Segundo o presidente do STJ, a Constituição ''tutela valores em defesa da cidadania, como o da honra, o da privacidade'', mas também tutela valores em favor da sociedade. É um direito da sociedade ser bem informada''.
Vidigal citou Thomaz Jefferson. ''Se eu tiver de escolher entre um governo com a imprensa que me censure, que me critique, que me ataque, e um governo sem nenhuma imprensa, eu prefiro esse governo com a imprensa que me censure e que até me ataque.''
O presidente da Câmara, João Paulo Cunha (PT-SP), disse que a proposta de criação do Conselho Federal de Jornalismo só será votada na Câmara depois de muito debate e negociação. Segundo ele, o Conselho não vai ser aprovado com urgência e só após muita discussão será levado ao plenário. Ele disse que o projeto do governo foi anexado a uma proposta já existente na Câmara, do deputado Celso Russomano (PP-SP), e afirmou que não será um projeto para cercear a liberdade do profissional.

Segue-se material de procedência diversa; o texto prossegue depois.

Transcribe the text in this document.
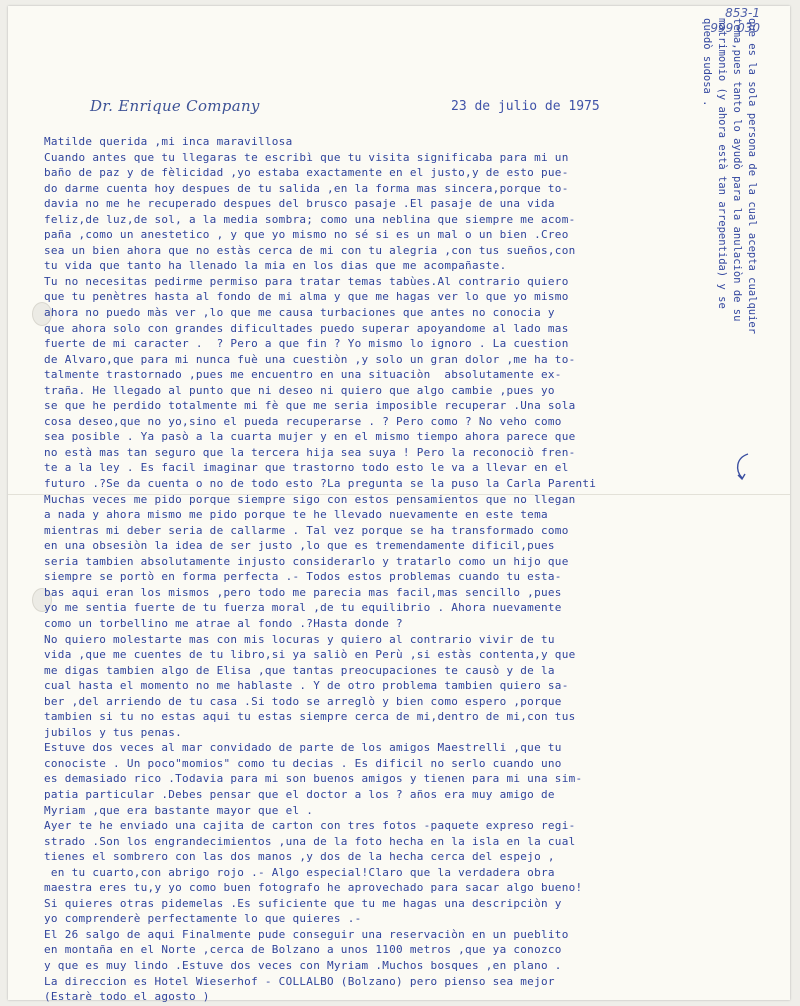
853-1
999 030
Dr. Enrique Company	23 de julio de 1975
Matilde querida ,mi inca maravillosa
Cuando antes que tu llegaras te escribì que tu visita significaba para mi un
baño de paz y de fèlicidad ,yo estaba exactamente en el justo,y de esto pue-
do darme cuenta hoy despues de tu salida ,en la forma mas sincera,porque to-
davia no me he recuperado despues del brusco pasaje .El pasaje de una vida
feliz,de luz,de sol, a la media sombra; como una neblina que siempre me acom-
paña ,como un anestetico , y que yo mismo no sé si es un mal o un bien .Creo
sea un bien ahora que no estàs cerca de mi con tu alegria ,con tus sueños,con
tu vida que tanto ha llenado la mia en los dias que me acompañaste.
Tu no necesitas pedirme permiso para tratar temas tabùes.Al contrario quiero
que tu penètres hasta al fondo de mi alma y que me hagas ver lo que yo mismo
ahora no puedo màs ver ,lo que me causa turbaciones que antes no conocia y
que ahora solo con grandes dificultades puedo superar apoyandome al lado mas
fuerte de mi caracter .  ? Pero a que fin ? Yo mismo lo ignoro . La cuestion
de Alvaro,que para mi nunca fuè una cuestiòn ,y solo un gran dolor ,me ha to-
talmente trastornado ,pues me encuentro en una situaciòn  absolutamente ex-
traña. He llegado al punto que ni deseo ni quiero que algo cambie ,pues yo
se que he perdido totalmente mi fè que me seria imposible recuperar .Una sola
cosa deseo,que no yo,sino el pueda recuperarse . ? Pero como ? No veho como
sea posible . Ya pasò a la cuarta mujer y en el mismo tiempo ahora parece que
no està mas tan seguro que la tercera hija sea suya ! Pero la reconociò fren-
te a la ley . Es facil imaginar que trastorno todo esto le va a llevar en el
futuro .?Se da cuenta o no de todo esto ?La pregunta se la puso la Carla Parenti
Muchas veces me pido porque siempre sigo con estos pensamientos que no llegan
a nada y ahora mismo me pido porque te he llevado nuevamente en este tema
mientras mi deber seria de callarme . Tal vez porque se ha transformado como
en una obsesiòn la idea de ser justo ,lo que es tremendamente dificil,pues
seria tambien absolutamente injusto considerarlo y tratarlo como un hijo que
siempre se portò en forma perfecta .- Todos estos problemas cuando tu esta-
bas aqui eran los mismos ,pero todo me parecia mas facil,mas sencillo ,pues
yo me sentia fuerte de tu fuerza moral ,de tu equilibrio . Ahora nuevamente
como un torbellino me atrae al fondo .?Hasta donde ?
No quiero molestarte mas con mis locuras y quiero al contrario vivir de tu
vida ,que me cuentes de tu libro,si ya saliò en Perù ,si estàs contenta,y que
me digas tambien algo de Elisa ,que tantas preocupaciones te causò y de la
cual hasta el momento no me hablaste . Y de otro problema tambien quiero sa-
ber ,del arriendo de tu casa .Si todo se arreglò y bien como espero ,porque
tambien si tu no estas aqui tu estas siempre cerca de mi,dentro de mi,con tus
jubilos y tus penas.
Estuve dos veces al mar convidado de parte de los amigos Maestrelli ,que tu
conociste . Un poco"momios" como tu decias . Es dificil no serlo cuando uno
es demasiado rico .Todavia para mi son buenos amigos y tienen para mi una sim-
patia particular .Debes pensar que el doctor a los ? años era muy amigo de
Myriam ,que era bastante mayor que el .
Ayer te he enviado una cajita de carton con tres fotos -paquete expreso regi-
strado .Son los engrandecimientos ,una de la foto hecha en la isla en la cual
tienes el sombrero con las dos manos ,y dos de la hecha cerca del espejo ,
en tu cuarto,con abrigo rojo .- Algo especial!Claro que la verdadera obra
maestra eres tu,y yo como buen fotografo he aprovechado para sacar algo bueno!
Si quieres otras pidemelas .Es suficiente que tu me hagas una descripciòn y
yo comprenderè perfectamente lo que quieres .-
El 26 salgo de aqui Finalmente pude conseguir una reservaciòn en un pueblito
en montaña en el Norte ,cerca de Bolzano a unos 1100 metros ,que ya conozco
y que es muy lindo .Estuve dos veces con Myriam .Muchos bosques ,en plano .
La direccion es Hotel Wieserhof - COLLALBO (Bolzano) pero pienso sea mejor
(Estarè todo el agosto )
que es la sola persona de la cual acepta cualquier
tema,pues tanto lo ayudò para la anulaciòn de su
matrimonio (y ahora està tan arrepentida) y se
quedò sudosa .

''Se tiver isso de ferir a liberdade de imprensa, de ser uma censura, não vai prosperar na Câmara'', disse João Paulo. Segundo ele é uma preocupação da Câmara a regulamentação do exercício das profissões, o que inclui a dos jornalistas.

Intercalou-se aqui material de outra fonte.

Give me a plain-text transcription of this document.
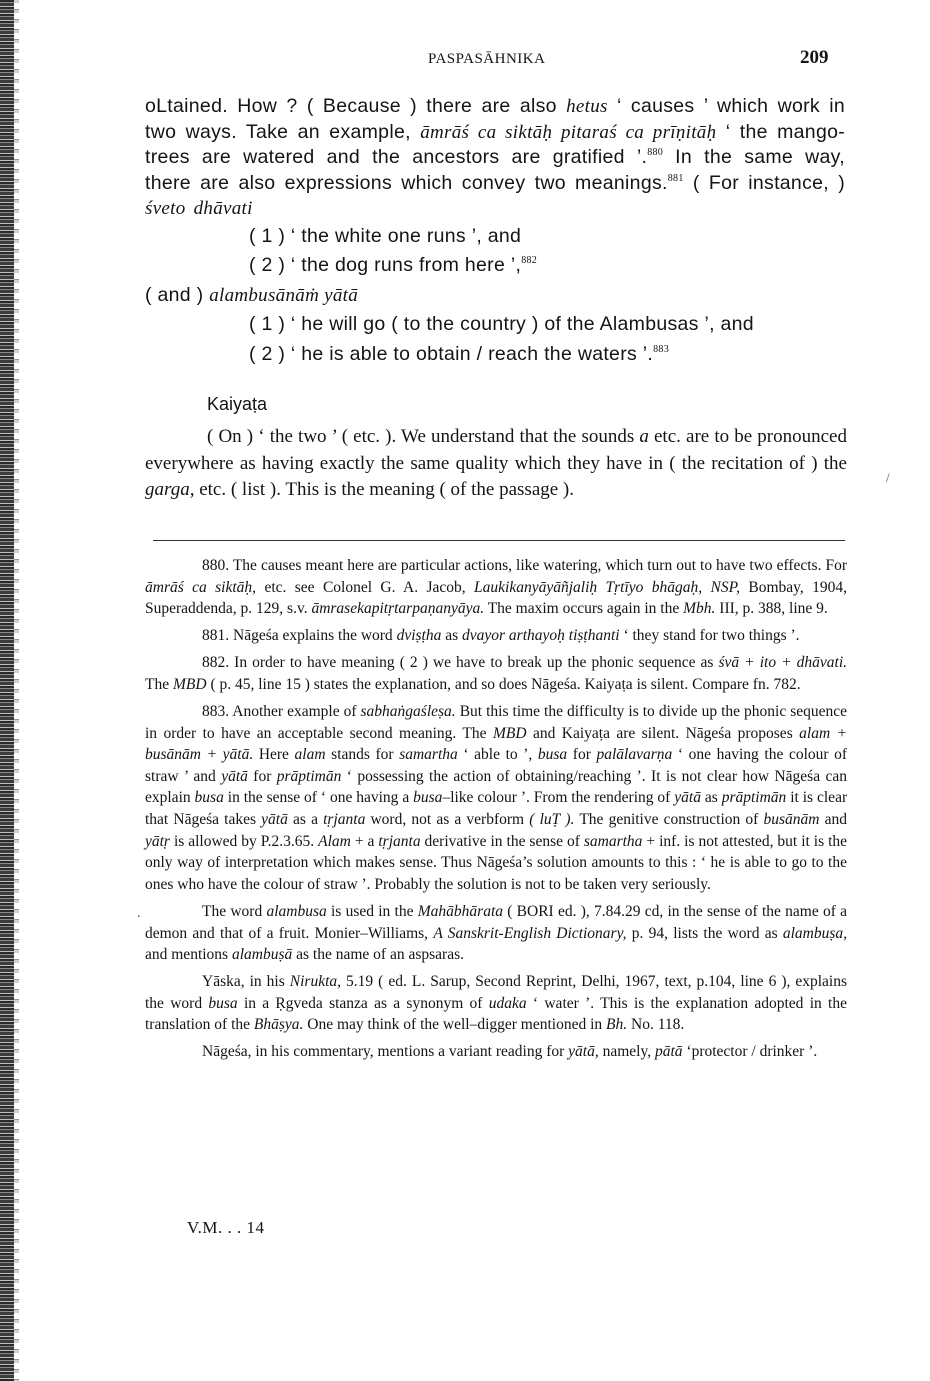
PASPASĀHNIKA	209

oLtained. How ? ( Because ) there are also hetus ‘ causes ’ which work in two ways. Take an example, āmrāś ca siktāḥ pitaraś ca prīṇitāḥ ‘ the mango-trees are watered and the ancestors are gratified ’.$^{880}$ In the same way, there are also expressions which convey two meanings.$^{881}$ ( For instance, ) śveto dhāvati

( 1 ) ‘ the white one runs ’, and

( 2 ) ‘ the dog runs from here ’,$^{882}$

( and ) alambusānāṁ yātā

( 1 ) ‘ he will go ( to the country ) of the Alambusas ’, and

( 2 ) ‘ he is able to obtain / reach the waters ’.$^{883}$

Kaiyaṭa

( On ) ‘ the two ’ ( etc. ). We understand that the sounds a etc. are to be pronounced everywhere as having exactly the same quality which they have in ( the recitation of ) the garga, etc. ( list ). This is the meaning ( of the passage ).

/

880. The causes meant here are particular actions, like watering, which turn out to have two effects. For āmrāś ca siktāḥ, etc. see Colonel G. A. Jacob, Laukikanyāyāñjaliḥ Tṛtīyo bhāgaḥ, NSP, Bombay, 1904, Superaddenda, p. 129, s.v. āmrasekapitṛtarpaṇanyāya. The maxim occurs again in the Mbh. III, p. 388, line 9.

881. Nāgeśa explains the word dviṣṭha as dvayor arthayoḥ tiṣṭhanti ‘ they stand for two things ’.

882. In order to have meaning ( 2 ) we have to break up the phonic sequence as śvā + ito + dhāvati. The MBD ( p. 45, line 15 ) states the explanation, and so does Nāgeśa. Kaiyaṭa is silent. Compare fn. 782.

883. Another example of sabhaṅgaśleṣa. But this time the difficulty is to divide up the phonic sequence in order to have an acceptable second meaning. The MBD and Kaiyaṭa are silent. Nāgeśa proposes alam + busānām + yātā. Here alam stands for samartha ‘ able to ’, busa for palālavarṇa ‘ one having the colour of straw ’ and yātā for prāptimān ‘ possessing the action of obtaining/reaching ’. It is not clear how Nāgeśa can explain busa in the sense of ‘ one having a busa–like colour ’. From the rendering of yātā as prāptimān it is clear that Nāgeśa takes yātā as a tṛjanta word, not as a verbform ( luṬ ). The genitive construction of busānām and yātṛ is allowed by P.2.3.65. Alam + a tṛjanta derivative in the sense of samartha + inf. is not attested, but it is the only way of interpretation which makes sense. Thus Nāgeśa’s solution amounts to this : ‘ he is able to go to the ones who have the colour of straw ’. Probably the solution is not to be taken very seriously.

The word alambusa is used in the Mahābhārata ( BORI ed. ), 7.84.29 cd, in the sense of the name of a demon and that of a fruit. Monier–Williams, A Sanskrit-English Dictionary, p. 94, lists the word as alambuṣa, and mentions alambuṣā as the name of an aspsaras.

Yāska, in his Nirukta, 5.19 ( ed. L. Sarup, Second Reprint, Delhi, 1967, text, p.104, line 6 ), explains the word busa in a Ṛgveda stanza as a synonym of udaka ‘ water ’. This is the explanation adopted in the translation of the Bhāṣya. One may think of the well–digger mentioned in Bh. No. 118.

Nāgeśa, in his commentary, mentions a variant reading for yātā, namely, pātā ‘protector / drinker ’.

.
V.M. . . 14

Ex-presidente da Comissão de Constituição e Justiça (CCJ) da Câmara e ainda um de seus integrantes, o deputado petista Luiz Eduardo Greenhalg (SP) acha pouco provável que a proposta possa ser aprovada na comissão pelo seu teor polêmico. Greenhalg afirma que é contra qualquer tipo de proposta que signifique restrição do trabalho da imprensa. Mas avalia que o governo pode não estar sendo tratado de maneira adequada na questão, uma vez que teria apenas atendido uma proposta da Federação Nacional de Jornalistas (Fenaj) que representa a categoria.